Staring at walls to improve focus and productivity — The practice sounds absurd — sit and stare at a blank wall for 5-10 minutes when you can’t focus. But the reasoning holds: 87 GB of daily information input, constant stimulation, a productivity cycle built on caffeine and scrolling that never actually recharges anything. It’s basically meditation without calling it meditation — unfocused peripheral vision to trigger the parasympathetic nervous system. What I recognize most is the description of the resistance. Your brain fights doing nothing the same way your body fights a cold pool. I’ve tried similar resets and the hardest part is always convincing yourself that doing nothing is doing something.
Ghostty Is Leaving GitHub — The detail that says it all: Hashimoto kept a journal of outages, and “almost every day has an X” for days when GitHub blocked his work. After 18 years of daily use since 2008, this isn’t someone looking for an excuse to leave — it’s someone who ran out of patience. The emotional framing is honest too: “I want to be there but it doesn’t want me to be there.” What makes this more than a rant is who’s saying it. A high-profile open source maintainer leaving is a real test of whether developer loyalty to GitHub is about the platform or just inertia.
How The Heck Does Shazam Work? — The clever bit isn’t the fingerprinting itself — it’s how they pair peaks. A single frequency peak is too common to identify anything. But pairing two nearby peaks with their time offset creates a hash specific enough to match against millions of songs. The constellation map approach — keeping only the loudest peaks, discarding everything else — is what makes it noise-resistant, because ambient sound almost never dominates a frequency region. Built on Avery Wang’s 2003 paper, and the core algorithm hasn’t fundamentally changed since. Sometimes the right abstraction just lasts.

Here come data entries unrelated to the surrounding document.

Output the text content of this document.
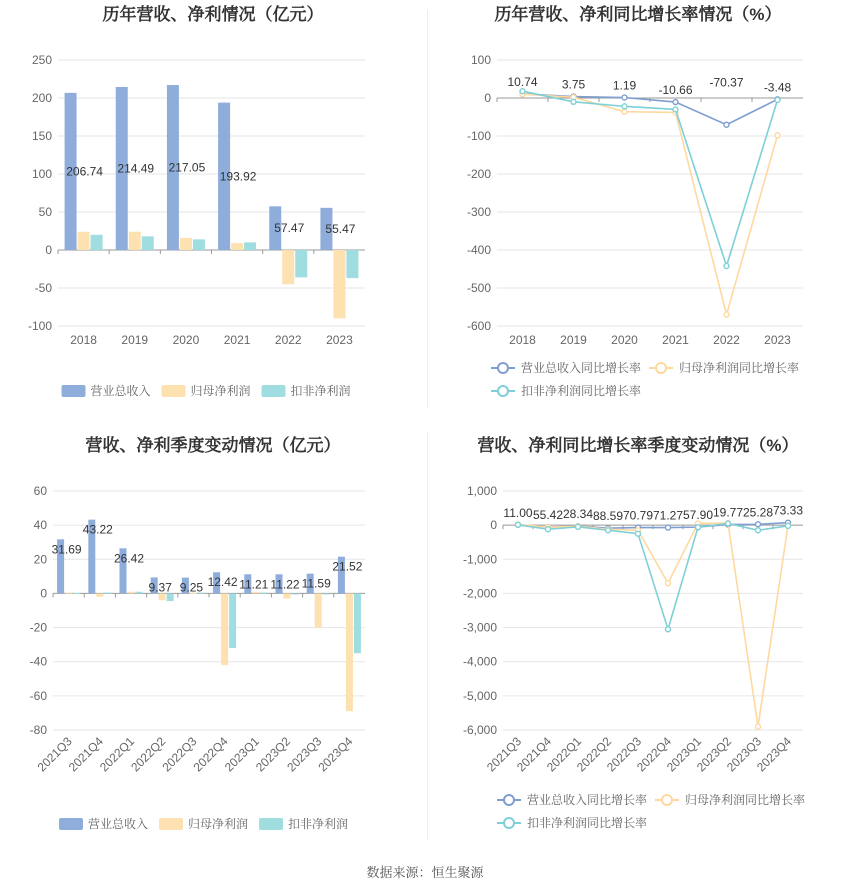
历年营收、净利情况（亿元）
250
200
150
100
50
0
-50
-100
2018 2019 2020 2021 2022 2023
206.74 214.49 217.05
193.92
57.47 55.47
营业总收入	归母净利润	扣非净利润
历年营收、净利同比增长率情况（%）
100
0
-100
-200
-300
-400
-500
-600
2018 2019 2020 2021 2022 2023
10.74 3.75 1.19 -10.66
-70.37 -3.48
营业总收入同比增长率	归母净利润同比增长率
扣非净利润同比增长率
营收、净利季度变动情况（亿元）
60
40
20
0
-20
-40
-60
-80
2021Q3
2021Q4
2022Q1
2022Q2
2022Q3
2022Q4
2023Q1
2023Q2
2023Q3
2023Q4
31.69
43.22
26.42
9.37 9.25 12.42 11.21 11.22 11.59
21.52
营业总收入	归母净利润	扣非净利润
营收、净利同比增长率季度变动情况（%）
1,000
0
-1,000
-2,000
-3,000
-4,000
-5,000
-6,000
2021Q3
2021Q4
2022Q1
2022Q2
2022Q3
2022Q4
2023Q1
2023Q2
2023Q3
2023Q4
11.00 55.42 28.34 88.59 70.79 71.27 57.90 19.77 25.28 73.33
营业总收入同比增长率	归母净利润同比增长率
扣非净利润同比增长率
数据来源：恒生聚源
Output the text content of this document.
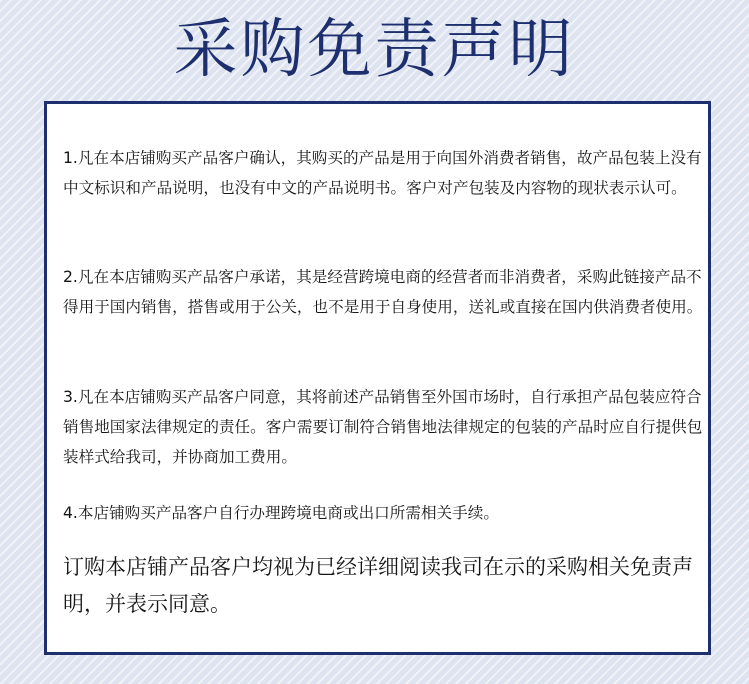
采购免责声明

1.凡在本店铺购买产品客户确认，其购买的产品是用于向国外消费者销售，故产品包装上没有中文标识和产品说明，也没有中文的产品说明书。客户对产包装及内容物的现状表示认可。

2.凡在本店铺购买产品客户承诺，其是经营跨境电商的经营者而非消费者，采购此链接产品不得用于国内销售，搭售或用于公关，也不是用于自身使用，送礼或直接在国内供消费者使用。

3.凡在本店铺购买产品客户同意，其将前述产品销售至外国市场时，自行承担产品包装应符合销售地国家法律规定的责任。客户需要订制符合销售地法律规定的包装的产品时应自行提供包装样式给我司，并协商加工费用。

4.本店铺购买产品客户自行办理跨境电商或出口所需相关手续。

订购本店铺产品客户均视为已经详细阅读我司在示的采购相关免责声明，并表示同意。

I am building a cloud — David Crawshaw (Tailscale co-founder) makes the case that clouds got worse as they got bigger. The IOPS argument is the most concrete: remote block storage added 10% overhead with hard drives, but with SSDs offering 20-microsecond seeks, that overhead became 10x. We adapted our architectures to hide latency that shouldn’t exist. Same story with egress — 10x markup over bare metal, treated as normal because everyone charges it. The bet with exe.dev is that agents will need a different compute primitive: flexible CPU/memory without fixed VM shapes, local NVMe, built-in TLS. Whether it wins is anyone’s guess, but the diagnosis of what’s broken rings true to anyone who’s wrestled with instance sizing.